Como denuncia Greta, el tiempo para actuar de esta generación se ha acabado sin que hayan sido capaces de demostrar que podían arbitrar medidas para poner freno a la deriva climática. Tampoco han conseguido parar otras derivas sociales que también violan principios básicos de justicia intergeneracional. El llamamiento de Greta al cambio y la acción inmediata –su recordatorio de que el tiempo se agota y los poderes del mundo no están tomando las medidas necesarias– es implícitamente un reproche a una generación que no logra pensar en el futuro del mismo modo en que lo hacen niños de 16 años.

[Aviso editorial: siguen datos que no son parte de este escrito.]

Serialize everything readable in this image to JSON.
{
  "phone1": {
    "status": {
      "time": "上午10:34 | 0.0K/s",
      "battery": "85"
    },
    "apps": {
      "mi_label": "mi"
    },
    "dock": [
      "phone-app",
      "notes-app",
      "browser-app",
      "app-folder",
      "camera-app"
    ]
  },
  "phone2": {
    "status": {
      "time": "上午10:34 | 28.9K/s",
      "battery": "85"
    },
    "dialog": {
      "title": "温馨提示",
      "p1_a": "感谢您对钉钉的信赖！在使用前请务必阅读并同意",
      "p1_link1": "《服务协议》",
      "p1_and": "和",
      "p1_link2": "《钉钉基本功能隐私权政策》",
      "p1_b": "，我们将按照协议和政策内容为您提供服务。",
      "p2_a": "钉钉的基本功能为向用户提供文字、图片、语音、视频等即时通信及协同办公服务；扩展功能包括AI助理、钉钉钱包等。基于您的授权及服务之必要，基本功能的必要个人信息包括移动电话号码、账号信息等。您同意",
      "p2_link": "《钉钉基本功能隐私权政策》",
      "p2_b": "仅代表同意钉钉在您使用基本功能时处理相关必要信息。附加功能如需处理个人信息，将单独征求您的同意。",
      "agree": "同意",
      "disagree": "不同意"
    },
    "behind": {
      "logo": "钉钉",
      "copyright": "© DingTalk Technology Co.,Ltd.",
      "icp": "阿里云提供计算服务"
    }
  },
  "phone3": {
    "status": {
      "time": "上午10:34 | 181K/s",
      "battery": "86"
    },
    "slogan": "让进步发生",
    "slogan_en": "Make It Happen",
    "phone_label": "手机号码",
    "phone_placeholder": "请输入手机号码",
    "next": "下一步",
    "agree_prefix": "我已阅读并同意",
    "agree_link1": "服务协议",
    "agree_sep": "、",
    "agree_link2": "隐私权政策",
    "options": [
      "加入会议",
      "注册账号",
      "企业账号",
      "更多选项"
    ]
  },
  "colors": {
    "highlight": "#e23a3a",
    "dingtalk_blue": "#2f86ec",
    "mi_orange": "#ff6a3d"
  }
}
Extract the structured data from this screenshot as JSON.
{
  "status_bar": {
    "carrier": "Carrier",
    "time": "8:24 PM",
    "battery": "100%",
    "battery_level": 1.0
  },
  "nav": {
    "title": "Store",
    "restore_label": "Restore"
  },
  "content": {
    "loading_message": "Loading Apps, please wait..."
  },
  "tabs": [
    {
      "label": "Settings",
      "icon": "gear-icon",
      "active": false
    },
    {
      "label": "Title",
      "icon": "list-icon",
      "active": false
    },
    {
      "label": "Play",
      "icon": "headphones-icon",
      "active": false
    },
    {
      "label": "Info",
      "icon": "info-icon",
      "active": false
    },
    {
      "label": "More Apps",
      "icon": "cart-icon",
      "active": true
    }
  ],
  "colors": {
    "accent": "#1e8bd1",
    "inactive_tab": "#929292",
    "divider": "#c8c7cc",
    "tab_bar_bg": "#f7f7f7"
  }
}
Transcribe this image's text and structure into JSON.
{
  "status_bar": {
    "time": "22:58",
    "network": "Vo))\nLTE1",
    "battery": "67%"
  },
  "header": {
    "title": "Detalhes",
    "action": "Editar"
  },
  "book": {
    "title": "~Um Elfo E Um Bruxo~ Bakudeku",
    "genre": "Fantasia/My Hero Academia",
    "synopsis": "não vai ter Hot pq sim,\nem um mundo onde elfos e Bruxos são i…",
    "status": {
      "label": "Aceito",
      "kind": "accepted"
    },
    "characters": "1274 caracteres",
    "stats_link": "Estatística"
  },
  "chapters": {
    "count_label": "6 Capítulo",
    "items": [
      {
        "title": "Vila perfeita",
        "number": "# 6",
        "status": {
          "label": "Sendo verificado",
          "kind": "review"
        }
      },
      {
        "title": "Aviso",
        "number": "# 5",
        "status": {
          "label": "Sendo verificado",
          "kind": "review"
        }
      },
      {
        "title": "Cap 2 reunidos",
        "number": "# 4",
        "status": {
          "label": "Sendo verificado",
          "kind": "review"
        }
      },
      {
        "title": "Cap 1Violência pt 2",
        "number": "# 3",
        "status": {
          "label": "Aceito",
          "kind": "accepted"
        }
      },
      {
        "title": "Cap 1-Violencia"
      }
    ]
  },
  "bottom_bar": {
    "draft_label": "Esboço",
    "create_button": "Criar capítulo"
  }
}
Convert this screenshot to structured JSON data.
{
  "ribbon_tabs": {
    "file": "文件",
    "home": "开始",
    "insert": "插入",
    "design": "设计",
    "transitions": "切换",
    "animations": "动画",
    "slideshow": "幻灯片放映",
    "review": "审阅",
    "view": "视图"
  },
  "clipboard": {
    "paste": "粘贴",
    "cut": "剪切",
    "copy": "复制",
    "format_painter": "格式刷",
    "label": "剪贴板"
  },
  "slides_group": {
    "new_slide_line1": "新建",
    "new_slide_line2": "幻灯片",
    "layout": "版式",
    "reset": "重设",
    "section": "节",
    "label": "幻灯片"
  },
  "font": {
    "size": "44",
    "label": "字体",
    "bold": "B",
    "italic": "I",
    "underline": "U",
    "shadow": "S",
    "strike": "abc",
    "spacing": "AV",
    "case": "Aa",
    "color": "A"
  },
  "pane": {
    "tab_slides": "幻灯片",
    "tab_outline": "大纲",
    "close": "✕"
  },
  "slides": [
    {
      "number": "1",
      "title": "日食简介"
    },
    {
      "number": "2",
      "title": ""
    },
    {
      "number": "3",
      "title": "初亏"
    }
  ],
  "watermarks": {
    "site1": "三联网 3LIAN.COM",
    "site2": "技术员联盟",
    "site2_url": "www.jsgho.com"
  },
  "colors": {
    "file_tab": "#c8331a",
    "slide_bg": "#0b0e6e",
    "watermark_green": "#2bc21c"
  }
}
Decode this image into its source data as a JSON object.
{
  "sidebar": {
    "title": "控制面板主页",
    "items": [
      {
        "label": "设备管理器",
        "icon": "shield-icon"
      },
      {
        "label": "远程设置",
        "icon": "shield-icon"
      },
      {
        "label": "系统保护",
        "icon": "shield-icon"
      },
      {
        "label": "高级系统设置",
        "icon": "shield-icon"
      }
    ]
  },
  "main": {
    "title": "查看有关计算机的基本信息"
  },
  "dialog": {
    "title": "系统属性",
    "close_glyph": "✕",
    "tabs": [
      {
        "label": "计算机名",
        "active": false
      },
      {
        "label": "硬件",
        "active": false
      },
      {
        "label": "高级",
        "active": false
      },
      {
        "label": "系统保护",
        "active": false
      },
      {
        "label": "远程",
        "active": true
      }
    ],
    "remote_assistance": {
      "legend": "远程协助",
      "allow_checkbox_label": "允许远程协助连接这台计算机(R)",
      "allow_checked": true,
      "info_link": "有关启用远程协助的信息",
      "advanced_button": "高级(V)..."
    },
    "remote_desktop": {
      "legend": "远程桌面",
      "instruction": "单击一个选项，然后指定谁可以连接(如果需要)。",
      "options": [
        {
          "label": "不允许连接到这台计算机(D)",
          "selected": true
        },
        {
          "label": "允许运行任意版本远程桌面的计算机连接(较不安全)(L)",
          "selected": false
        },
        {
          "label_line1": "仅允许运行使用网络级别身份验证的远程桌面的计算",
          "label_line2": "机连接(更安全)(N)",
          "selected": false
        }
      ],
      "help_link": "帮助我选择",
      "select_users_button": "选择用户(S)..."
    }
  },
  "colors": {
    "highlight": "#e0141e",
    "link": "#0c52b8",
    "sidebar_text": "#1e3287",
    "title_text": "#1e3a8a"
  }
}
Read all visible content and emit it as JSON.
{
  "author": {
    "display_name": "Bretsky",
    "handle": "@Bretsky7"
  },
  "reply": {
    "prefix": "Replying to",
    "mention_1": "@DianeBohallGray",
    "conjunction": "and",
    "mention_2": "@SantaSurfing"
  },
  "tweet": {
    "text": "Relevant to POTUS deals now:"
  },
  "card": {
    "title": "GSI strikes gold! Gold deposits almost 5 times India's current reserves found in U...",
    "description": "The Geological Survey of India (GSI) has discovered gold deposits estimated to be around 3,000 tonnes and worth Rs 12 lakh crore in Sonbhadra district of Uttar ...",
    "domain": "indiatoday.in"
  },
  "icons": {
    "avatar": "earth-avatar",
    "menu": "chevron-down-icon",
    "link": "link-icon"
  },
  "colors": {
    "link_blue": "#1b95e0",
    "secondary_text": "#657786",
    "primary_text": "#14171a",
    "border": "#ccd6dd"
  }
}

Los grupos más jóvenes van a estar más expuestos que ningún otro segmento de edad a los efectos del cambio climático. El mes pasado un informe publicado en la prestigiosa revista The Lancet señalaba que la infancia en todo el mundo se encuentra entre los colectivos más afectados por el cambio climático. En los países menos desarrollados los efectos sobre el clima amenazan la estabilidad y seguridad en el suministro de cosechas, siendo los niños el grupo que más riesgos corre por desnutrición en los períodos críticos. El cambio climático también propicia la trasmisión de ciertas enfermedades infecciosas (como la malaria y el dengue), que encuentran en los niños a víctimas especialmente vulnerables. En todo el mundo, la contaminación provocada principalmente por los combustibles fósiles daña corazón, pulmones y otros órganos vitales. Y lo hace incrementalmente. El efecto acumulativo de estos procesos desde la infancia en adelante precipita la muerte prematura de millones de personas. Los niños son también especialmente vulnerables en períodos de calor extremo, en los que experimentan mayores riesgos de sufrir desequilibrios electrolíticos, fiebre, problemas respiratorios y enfermedades renales.
La investigación especializada sobre pobreza y exclusión en la infancia en el mundo desarrollado ha evidenciado, además, que son los niños que provienen de las capas más humildes de la sociedad los más expuestos a condiciones de presión medioambiental. Los entornos en los que viven son, muchas veces, menos saludables debido a emisiones contaminantes de vías de circulación o instalaciones industriales contaminantes cercanas, o por la ausencia de espacios verdes. Sus viviendas están peor acondicionadas frente a olas de calor.
Nos enfrentamos, por lo tanto, a un reto que no todos vamos a experimentar igual. El cambio climático es un fenómeno indefectiblemente unido al aumento de desigualdades, y en particular en su dimensión intergeneracional. Y como nos dice Piketty en su último libro, la desigualdad tiende a generar movimientos de “perdedores” que la impugnan, e ideologías y discursos que la legitiman y sostienen. Greta nos está invitando a elegir en qué lado de este conflicto distributivo nos queremos situar.